I'm also on low dose Eliquis and I would not want to also be using aspirin as well... mainly because I don't want the stomach or GI issues. Instead, I've gone back to low dosing of the natural blood thinners that I used safely and successfully all the years prior, during and after ablations 1, 2 and 3.

Jackie
Re: Dr John: LAA Closure should stop
November 21, 2016 06:33PM
The last time that i was at my EP, he wanted me to take Aminodorne (spelling), I can't take blood thinners, I said I take an aspirin he said that doesn't do any good. That shocked me as that is what he has told me to take, so I guess he must be informed as to what you just said Jackie.

Liz
Re: Dr John: LAA Closure should stop
November 22, 2016 09:09AM
Yes Elizabeth,

Aspirin in no longer recommended for AFIB-related or any stroke prevention outside of having had an MI heart attack to help prevent a second MI (to a modest degree), but the risk of bleeding, especially GI Bleeds on aspirin long term are not worth the risk based on a collection of far better, larger and longer term studies over the last 5 to 7 years that have confirmed taking an aspirin each day is more risky and with essentially no AFIB-related stroke reduction benefit.

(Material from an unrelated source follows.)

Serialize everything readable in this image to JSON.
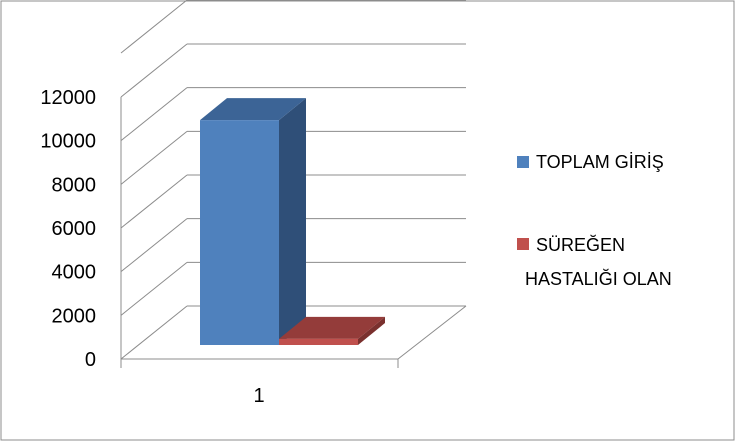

If you have a metal stent or other hardware placed inside the venous or arterial blood flow ... like a Watchman in the LAA or my Amplatzer Duct Occluder II vascular plug used to plug the leak in my LARIAT-ligated LAA, then a baby aspirin is often recommended temporarily just for its anti-platelet effect to prevent a small embolism from forming on any part of the metal exposed to the blood flow until the metal has been covered over with your own endothelial tissue growth ... at which time you can usually stop the aspirin.

Be well Elizabeth
Shannon



Edited 1 time(s). Last edit at 11/24/2016 12:49PM by Shannon.